Despite the CA and fringing, I would buy this lens again. I can make money with it and it has held up well. I do not trust the quality/consistency of Tokina/Sigma products, but I understand they may be excellent alternative selections.
 
Thanks Willie

Thanks Willie

This is great info. I'm not considering a Tokina, but the Sigma 10-20, has very interesting distortion very wide. I wouldn't doubt that the Nikon is a better overall lens from 12-20, but a lot more expensive as well. I don't think Tokina makes an AFS built-in motor for the cheaper D40/60 models.

I own the Nikkor 12-24/4. I use this lens commercially for real estate photography.

All the wide DX zooms from Nikon, Sigma and Tokina are horrible.
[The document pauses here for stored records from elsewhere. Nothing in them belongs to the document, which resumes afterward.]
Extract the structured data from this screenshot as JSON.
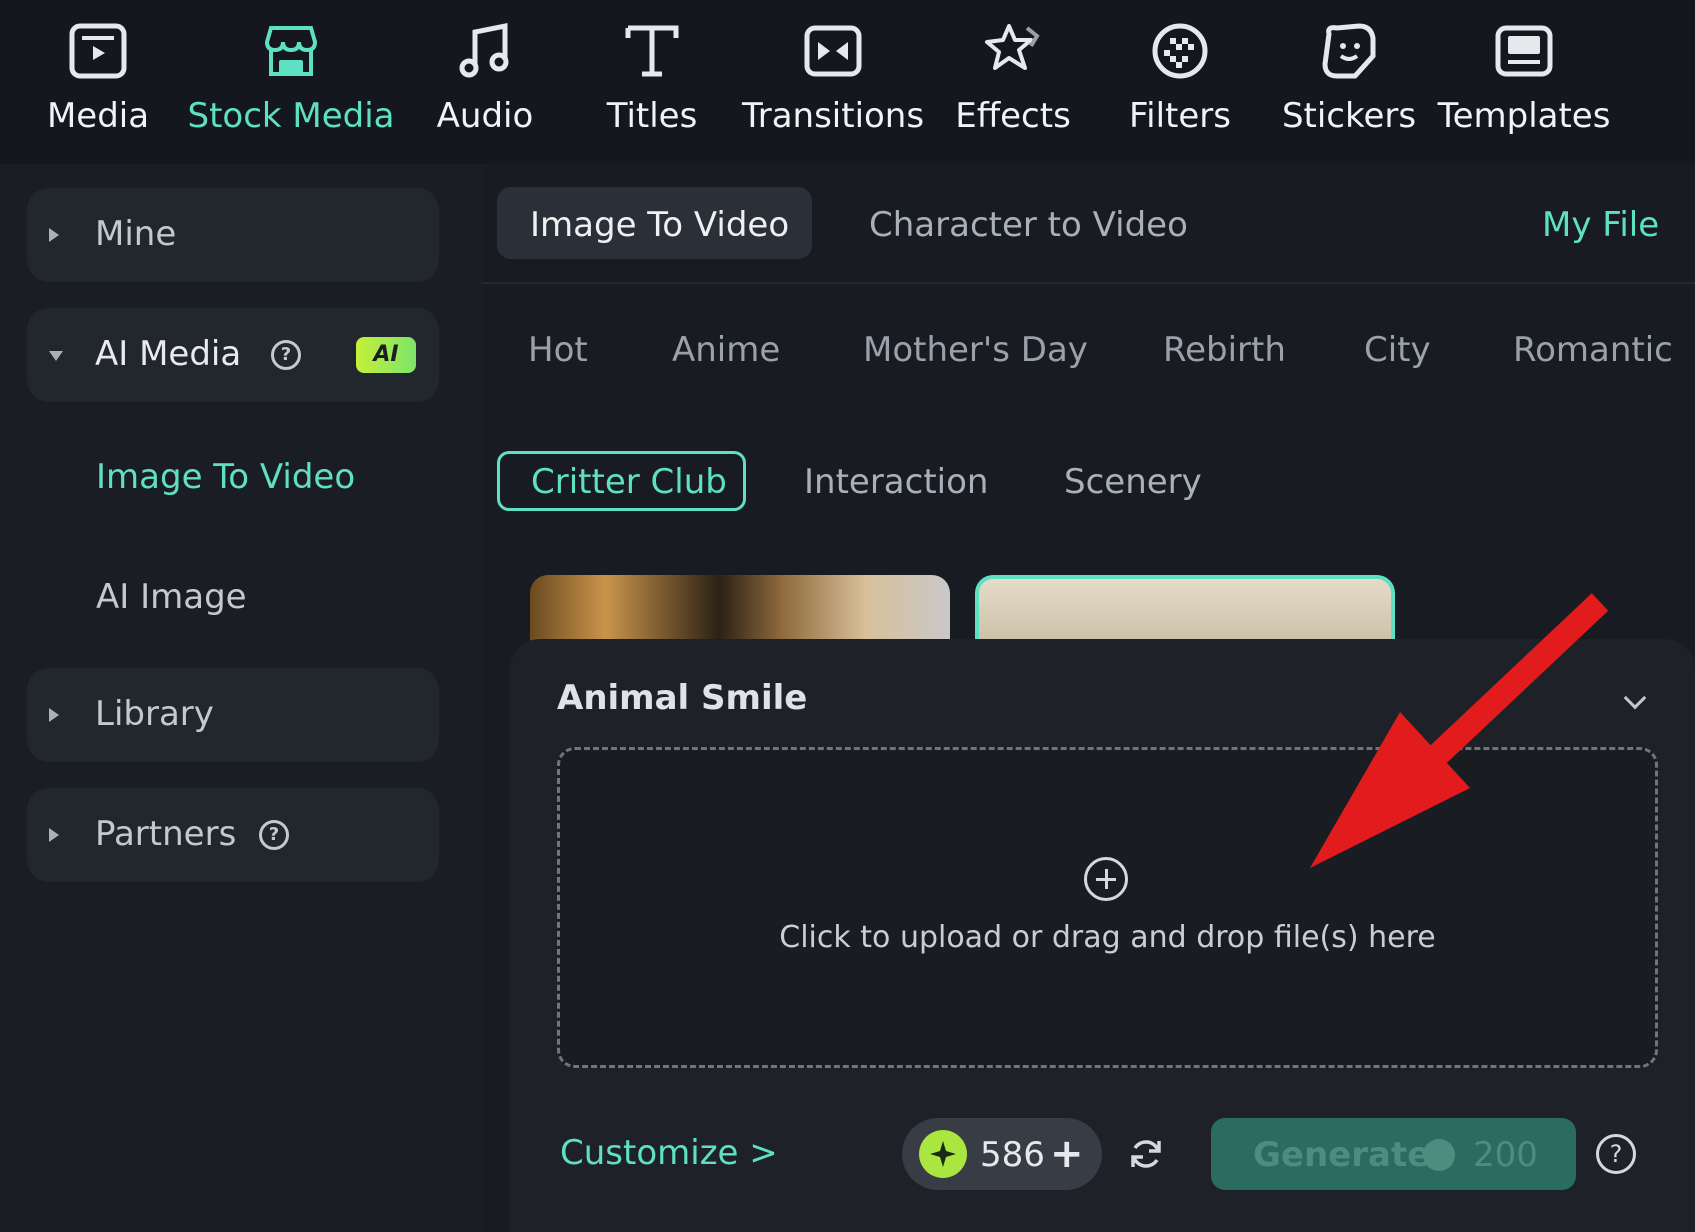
{
  "toolbar": {
    "items": [
      {
        "label": "Media",
        "icon": "media-icon"
      },
      {
        "label": "Stock Media",
        "icon": "stock-media-icon",
        "active": true
      },
      {
        "label": "Audio",
        "icon": "music-note-icon"
      },
      {
        "label": "Titles",
        "icon": "text-t-icon"
      },
      {
        "label": "Transitions",
        "icon": "transitions-icon"
      },
      {
        "label": "Effects",
        "icon": "effects-star-icon"
      },
      {
        "label": "Filters",
        "icon": "filters-icon"
      },
      {
        "label": "Stickers",
        "icon": "sticker-icon"
      },
      {
        "label": "Templates",
        "icon": "templates-icon"
      }
    ]
  },
  "sidebar": {
    "mine": "Mine",
    "ai_media": "AI Media",
    "ai_badge": "AI",
    "image_to_video": "Image To Video",
    "ai_image": "AI Image",
    "library": "Library",
    "partners": "Partners"
  },
  "main": {
    "tabs": [
      "Image To Video",
      "Character to Video"
    ],
    "my_file": "My File",
    "categories": [
      "Hot",
      "Anime",
      "Mother's Day",
      "Rebirth",
      "City",
      "Romantic"
    ],
    "subcategories": [
      "Critter Club",
      "Interaction",
      "Scenery"
    ]
  },
  "panel": {
    "title": "Animal Smile",
    "upload_text": "Click to upload or drag and drop file(s) here",
    "customize": "Customize >",
    "credits": "586",
    "credits_plus": "+",
    "generate_label": "Generate",
    "generate_cost": "200",
    "help": "?"
  },
  "colors": {
    "accent": "#5ee0c3",
    "background": "#181b21",
    "arrow": "#e21c1c"
  }
}
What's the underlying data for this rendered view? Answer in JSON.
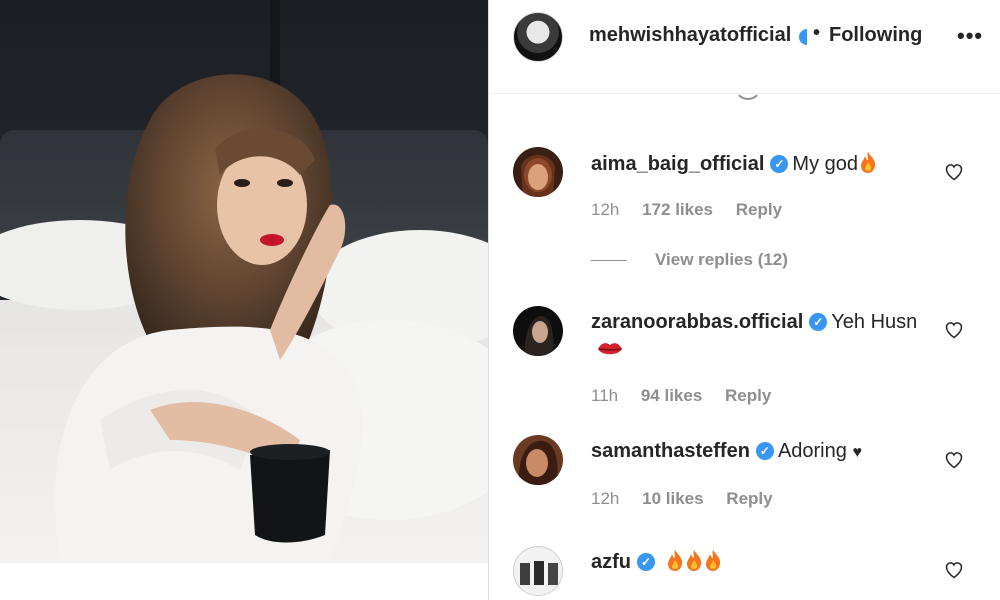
{
  "header": {
    "username": "mehwishhayatofficial",
    "separator": "•",
    "follow_state": "Following",
    "more_label": "•••"
  },
  "comments": [
    {
      "username": "aima_baig_official",
      "verified": true,
      "text": "My god",
      "emoji": [
        "fire"
      ],
      "time": "12h",
      "likes": "172 likes",
      "reply": "Reply",
      "view_replies": "View replies (12)"
    },
    {
      "username": "zaranoorabbas.official",
      "verified": true,
      "text": "Yeh Husn",
      "emoji": [
        "kiss"
      ],
      "time": "11h",
      "likes": "94 likes",
      "reply": "Reply"
    },
    {
      "username": "samanthasteffen",
      "verified": true,
      "text": "Adoring",
      "emoji": [
        "black-heart"
      ],
      "time": "12h",
      "likes": "10 likes",
      "reply": "Reply"
    },
    {
      "username": "azfu",
      "verified": true,
      "text": "",
      "emoji": [
        "fire",
        "fire",
        "fire"
      ]
    }
  ],
  "icons": {
    "verified": "verified-badge-icon",
    "like": "heart-outline-icon",
    "more": "more-options-icon"
  },
  "colors": {
    "verified_blue": "#3897f0",
    "muted_text": "#8e8e8e",
    "primary_text": "#262626"
  }
}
The have a boat load of CA, they are soft at the edges wide-open and they are slow (except for the 11-16/2.8 which has reasonable speed). While there are always sample-to-sample variations, the published reviews indicate the Nikkor is the best performer, i.e. the least horrible. Many people are happy with their Sigma and Tokina lenses... for good reason I'm sure. I do not doubt there are samples of the Sigma/Tokina WA DX lenses that are as good or better than the worst samples of the Nikkor.

The question is: how much are you willing to pay to get that next 5% improvement in image quality? This seems to be THE question for lenses.
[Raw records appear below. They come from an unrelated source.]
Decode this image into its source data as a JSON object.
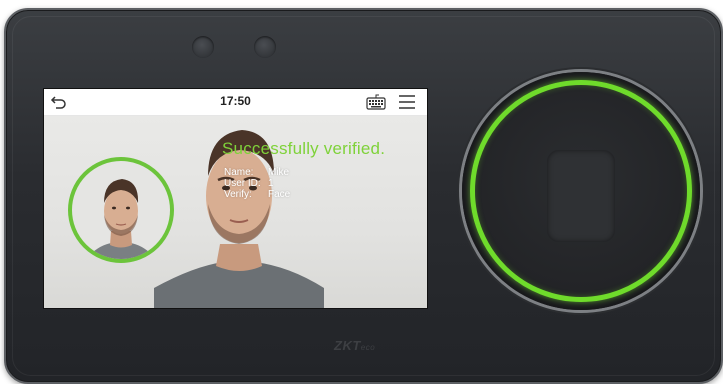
{
  "status_bar": {
    "time": "17:50",
    "icons": [
      "back-arrow-icon",
      "keyboard-icon",
      "menu-icon"
    ]
  },
  "verification": {
    "message": "Successfully verified.",
    "fields": [
      {
        "label": "Name:",
        "value": "Mike"
      },
      {
        "label": "User ID:",
        "value": "1"
      },
      {
        "label": "Verify:",
        "value": "Face"
      }
    ]
  },
  "branding": {
    "logo_main": "ZKT",
    "logo_sub": "eco"
  },
  "colors": {
    "success_green": "#7fd23a",
    "ring_green": "#6fdb2b",
    "avatar_ring": "#6cc43b",
    "device_body": "#2a2c30"
  }
}
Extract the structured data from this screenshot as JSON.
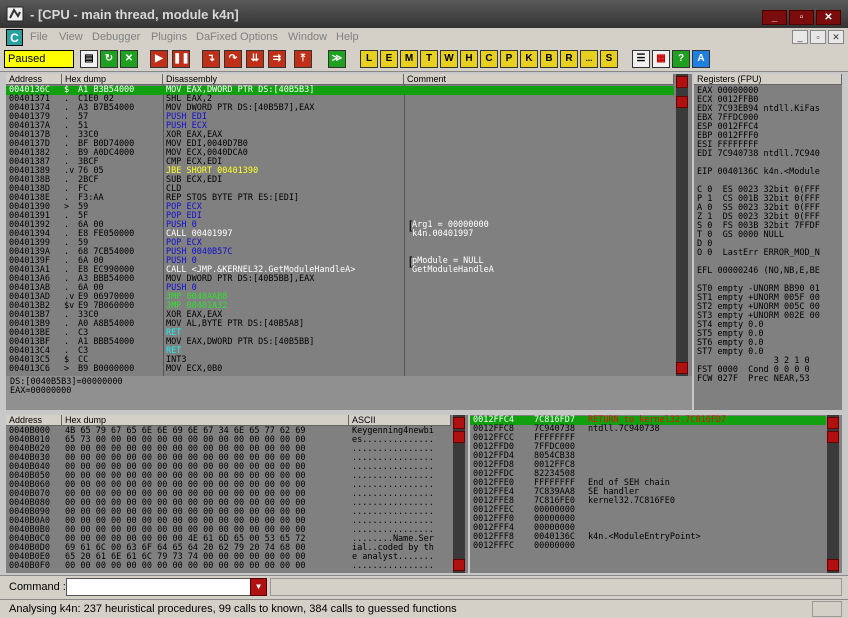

But the Nikkor seemed to me like the best way to meet my needs. The Nikkor 12-24/4 the build quality is excellent and the lens gets the job done. It is very sharp and vignetting is never an issue in practice. The Nikkor has relatively low geometrical distortion which is important for my work. Unsurprisingly, the performance is lowest at 12mm. I use mine at 16 mm 90% of the time. When I shoot interiors I like to use as much ambient light as possible and achieve fill with with 2-4 externally triggered strobes. This means I shoot mostly at f 5.6-8. The lens works best with slight underexposure as this minimizes fringing artifacts. The CA is manageable in post if the frame is not over-exposed. If one of the channels overflows, then CA/fringing correction becomes problematic. For critical work check all the RGB histograms. Don't fear under exposure. RAW images provide effective shadow recovery at ISO 400 (with the D300, a bit less so with the D200). The lens will flare when shot directly into the sun which can be a problem for exterior property shots when the sun is low in the sky.

Despite the CA and fringing, I would buy this lens again. I can make money with it and it has held up well. I do not trust the quality/consistency of Tokina/Sigma products, but I understand they may be excellent alternative selections.